In 2016, the NBA Draft saw the Los Angeles Lakers select at #2, while the Boston Celtics followed up with the #3 selection. How does history look back at these two draft picks?
Members of the 2016 draft class will soon be in the first season of their rookie-scale extensions whenever the 2020-21 off-season begins. That specific class wasn’t altogether a good one for the Boston Celtics, but it delivered in setting the current team up with one of its core members.
At the #3 selection, the C’s selected Jaylen Brown. One pick earlier, Boston’s chief rival–the Los Angeles Lakers–went with Brandon Ingram. While LSU’s Ben Simmons was the shoe-in for the #1 pick (even though fate would have it that he missed his first year under contract), the next two picks could have gone either way.

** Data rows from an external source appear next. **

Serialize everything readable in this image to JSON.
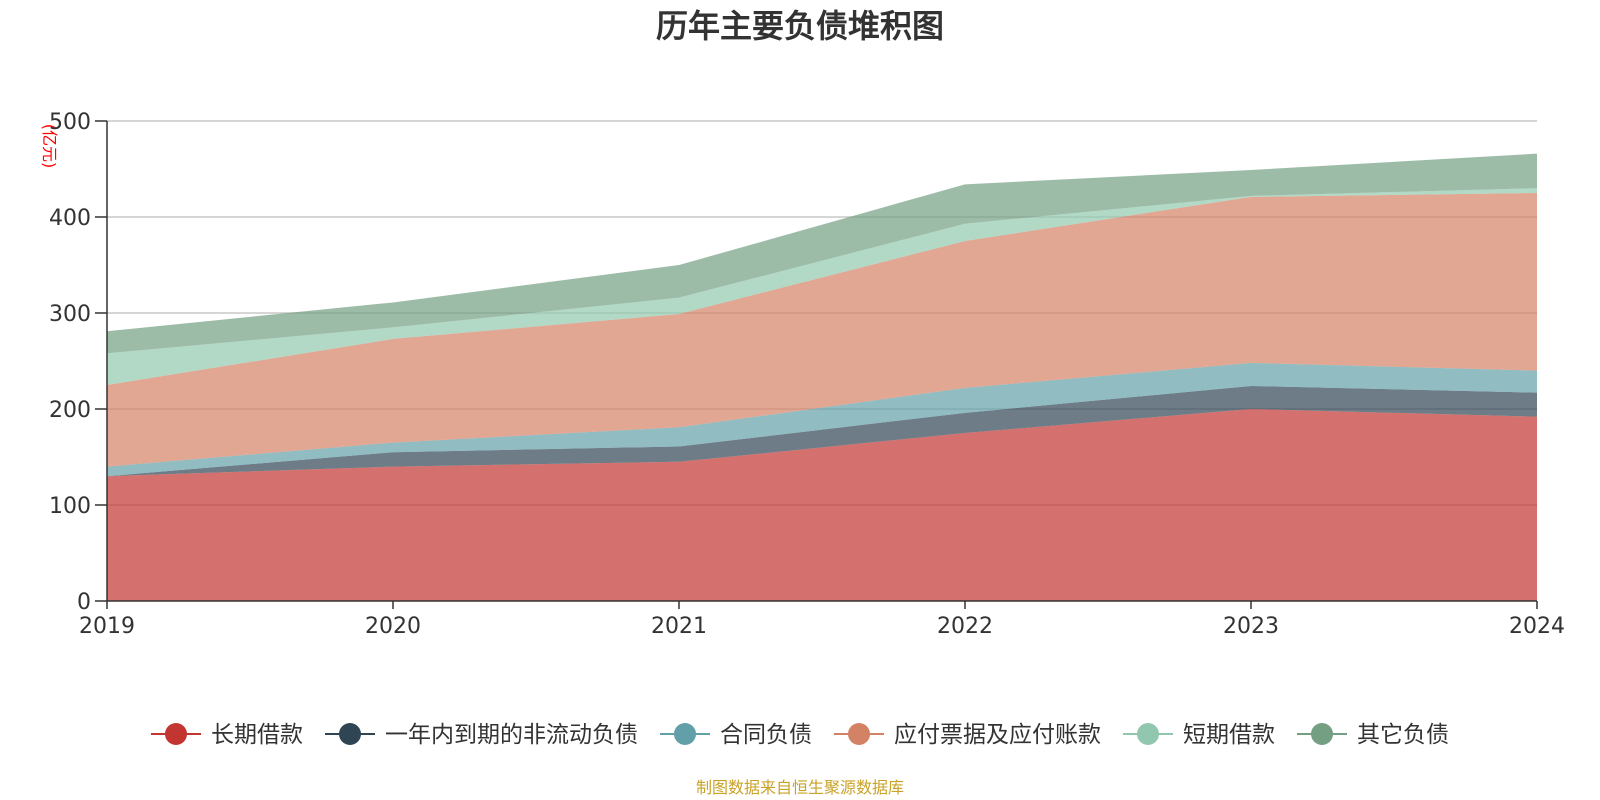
{
  "chart_data": {
    "type": "area",
    "stacked": true,
    "title": "历年主要负债堆积图",
    "unit_label": "(亿元)",
    "source_note": "制图数据来自恒生聚源数据库",
    "categories": [
      "2019",
      "2020",
      "2021",
      "2022",
      "2023",
      "2024"
    ],
    "ylim": [
      0,
      500
    ],
    "yticks": [
      0,
      100,
      200,
      300,
      400,
      500
    ],
    "grid": true,
    "legend_position": "bottom",
    "series": [
      {
        "name": "长期借款",
        "color": "#c23531",
        "values": [
          130,
          140,
          145,
          175,
          200,
          192
        ]
      },
      {
        "name": "一年内到期的非流动负债",
        "color": "#2f4554",
        "values": [
          0,
          15,
          16,
          21,
          24,
          25
        ]
      },
      {
        "name": "合同负债",
        "color": "#61a0a8",
        "values": [
          10,
          10,
          20,
          26,
          24,
          23
        ]
      },
      {
        "name": "应付票据及应付账款",
        "color": "#d48265",
        "values": [
          85,
          108,
          118,
          153,
          173,
          185
        ]
      },
      {
        "name": "短期借款",
        "color": "#91c7ae",
        "values": [
          33,
          12,
          17,
          18,
          1,
          5
        ]
      },
      {
        "name": "其它负债",
        "color": "#749f83",
        "values": [
          23,
          26,
          34,
          41,
          27,
          36
        ]
      }
    ]
  }
}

And truly, the impact both players have had with the teams they did get selected to (and the New Orleans Pelicans this past year for Ingram) have been similar so far. Now, to be fair to both players, the 2016-17 rookie years they played were mostly spent on the bench. Their situations were different, with the Celtics being a conference finals contender and the Lakers eventually falling to the lottery again, but neither player made much of a dent.
The following year in 2017-18, both players got more of a shot in their current lineups, ascending to the starting five. Both responded with points per game bumps into the teens. More impressively, both shot above 45 percent from the field and 39 percent from the 3-point line. This season, though, saw Brown achieve playoff success that separates the pair.
Thus far, Ingram hasn’t been on a playoff contender. Even the addition of LeBron James last season couldn’t lift his Lakers to the playoffs. Meanwhile, while the Pelicans were trending upwards before the season was suspended, they were not projected to make the playoffs either.
Brown was a star in the C’s series against the Cleveland Cavaliers on a team that was missing both Kyrie Irving and Gordon Hayward. With all of that said, you can’t blame Ingram for the Lakers’ lack of a well-built roster compared to a combination of Danny Ainge mixing lottery picks with competitive veterans and Brad Stevens maintaining a winning culture for most of his Boston tenure.
Ultimately, both players ended up with historically great franchises. One has not adjusted since losing a franchise staple in Kobe Bryant (and truthfully, they were declining for years with him on the roster). The other was the Boston Celtics, who transitioned from the “Big 3” era to maintain success for the better part of the last decade.
Brown may be a better fit next to Jayson Tatum than Ingram would be. Then again, perhaps Ingram’s distributing abilities would be better served on a C’s roster that lacks a player who averages at least five assists per game. Ingram hasn’t reached that lofty number in his career, but hasn’t had the caliber of talent around him that Brown has.
Ultimately, though, these two players are remarkably similar. Ingram is an All-Star, while Brown is likely a year or two away from becoming one himself. Things worked out for Boston, but if the Lakers brought the University of California product home, the Celtics would have done well to have Ingram fall to them.